PASCUAL GARCÍA 

Muchas veces entiende uno las cosas de golpe, antes con el corazón que con la cabeza, porque las siente de pronto y sabe lo que son aunque no sepa siempre explicarlas convenientemente. Los escritores tenemos la ardua tarea de intentar explicarlo todo, aunque solo sea el espíritu o la inspiración con los que accedimos a ese entendimiento. Es como un cometido divino, que nos encargaron en algún momento y que debemos llevar a cabo casi todos los días. Entender y explicar no son operaciones sencillas, sobre todo, si no queremos quedarnos en el borde de las cosas. La literatura sirve justo para eso.

El último fin de semana que fui a Moratalla experimenté casi por vez primera compasión por mis vecinos que, aunque lo parezca, nada tiene que ver con la lástima porque mientras esta última se limita al lamento inane por el mal de los que nos rodean, la primera pretende compartir el sentimiento del otro, su pasión o su padecimiento, un acto solidario con el compatriota o con el amigo. Te acompaño en tu sentimiento, decimos al dar la mano a un deudo en un velatorio. Lástima es una palabra fea que implica cierto desdén y una dosis importante de engreimiento.

Yo cruzaba las calles, subía los callejones, saludaba a los míos y no podía creer que anduvieran embozados y remisos con la docilidad con que nos obliga el miedo a bajar la cerviz y a obedecer las normas.  Los moratalleros, me decía, no son de esa raza que se rinde a la primera, antes al contrario, es un pueblo que ha luchado siempre y que no conoce la resignación ni al abatimiento. Son, somos, por historia y por naturaleza, indómitos y bravíos, y, sobre todo, no conocemos el miedo, hemos recorrido centenares de kilómetros, hemos cruzado fronteras y hemos llevado a cabo trabajos y aventuras de toda laya para sobrevivir en cualquier parte y para volver a nuestra tierra. No somos fáciles, pero la nobleza, la honradez y la generosidad han anidado siempre en nuestros corazones.

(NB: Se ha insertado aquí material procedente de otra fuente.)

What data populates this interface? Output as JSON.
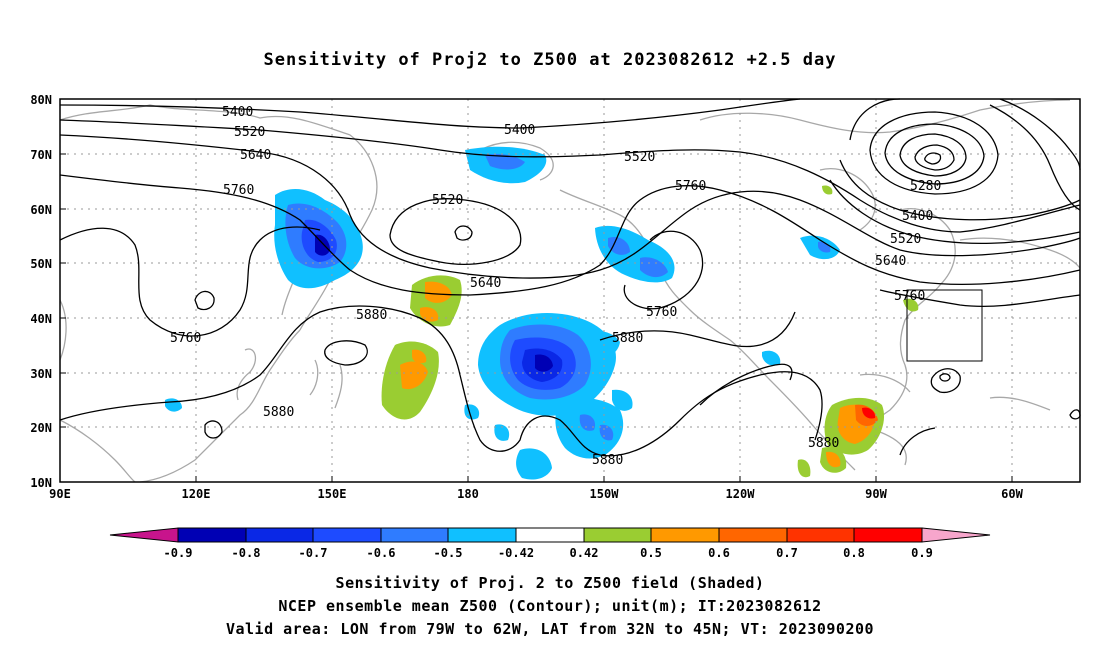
{
  "title": "Sensitivity of Proj2 to Z500 at 2023082612 +2.5 day",
  "lat_labels": [
    "80N",
    "70N",
    "60N",
    "50N",
    "40N",
    "30N",
    "20N",
    "10N"
  ],
  "lon_labels": [
    "90E",
    "120E",
    "150E",
    "180",
    "150W",
    "120W",
    "90W",
    "60W"
  ],
  "colorbar": {
    "labels": [
      "-0.9",
      "-0.8",
      "-0.7",
      "-0.6",
      "-0.5",
      "-0.42",
      "0.42",
      "0.5",
      "0.6",
      "0.7",
      "0.8",
      "0.9"
    ],
    "colors": {
      "below_min": "#c8148c",
      "bins": [
        "#0000b4",
        "#0a28e6",
        "#1e4bff",
        "#2f7cff",
        "#10c0ff",
        "#ffffff",
        "#9acd32",
        "#ff9900",
        "#ff6600",
        "#ff3300",
        "#ff0000"
      ],
      "above_max": "#f7a6cc"
    }
  },
  "contour_labels": {
    "c5400a": "5400",
    "c5400b": "5400",
    "c5400c": "5400",
    "c5520a": "5520",
    "c5520b": "5520",
    "c5520c": "5520",
    "c5520d": "5520",
    "c5640a": "5640",
    "c5640b": "5640",
    "c5640c": "5640",
    "c5760a": "5760",
    "c5760b": "5760",
    "c5760c": "5760",
    "c5760d": "5760",
    "c5880a": "5880",
    "c5880b": "5880",
    "c5880c": "5880",
    "c5880d": "5880",
    "c5880e": "5880",
    "c5280": "5280"
  },
  "captions": {
    "line1": "Sensitivity of Proj. 2 to Z500 field (Shaded)",
    "line2": "NCEP ensemble mean Z500 (Contour); unit(m); IT:2023082612",
    "line3": "Valid area: LON from 79W to 62W, LAT from 32N to 45N; VT: 2023090200"
  },
  "valid_area": {
    "lon_from": "79W",
    "lon_to": "62W",
    "lat_from": "32N",
    "lat_to": "45N"
  }
}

Esta es la razón de que mi ánimo se apesadumbrara de súbito ante la contemplación de los míos en el estricto ejercicio de acatar las últimas directrices de la pandemia, aunque el resto del mundo también estuviera en ello. No bastaba con no haber podido salir a la calle en Semana Santa a tocar el tambor, aunque lo hubiesen hecho desde sus balcones y terrazas; no bastaba con no haber podido correr las vacas por las calles del pueblo a mediados de julio igual que cada año, con no haber podido disfrutar de las aguas bautismales del Semogil, además de todo eso, los obligaban, nos obligaban a todos, a ir embozados como vulgares delincuentes, a guardar las distancias, y esto no lo hacía un gobierno dictatorial, un ejército invasor  o un dios cruel y vengativo, sino un microscópico bichito de un poder devastador, que no solo puede matarnos, porque ha matado a muchos millares de hombres y mujeres desde la primavera, sino que además, acabará con nuestro orden político y económico como si de una maldición se tratara.

Ese sentimiento nuevo para mí, en realidad me acercaba más a los míos, me obligaba a solidarizarme más con ellos y me devolvía a mi origen de siempre, a la Calle Castellar y al barrio del Castillo, con los de siempre, mientras todos padecíamos las últimas embestidas de una campaña atroz, protegidos del mal con las escasas armas de defensa que nos habían proporcionado, en  tanto aguardábamos esperanzados la vacuna salvadora, que, por supuesto, yo sí me pondré en el momento en que la comunidad científica dé su visto bueno, como nos hemos puesto y les hemos puesto a los nuestros todas las vacunas preceptivas.

Y, mientras llega el día de la liberación, no me queda más que darles a todos  mucho ánimo, enviarles un abrazo general y desearles toda la suerte del mundo.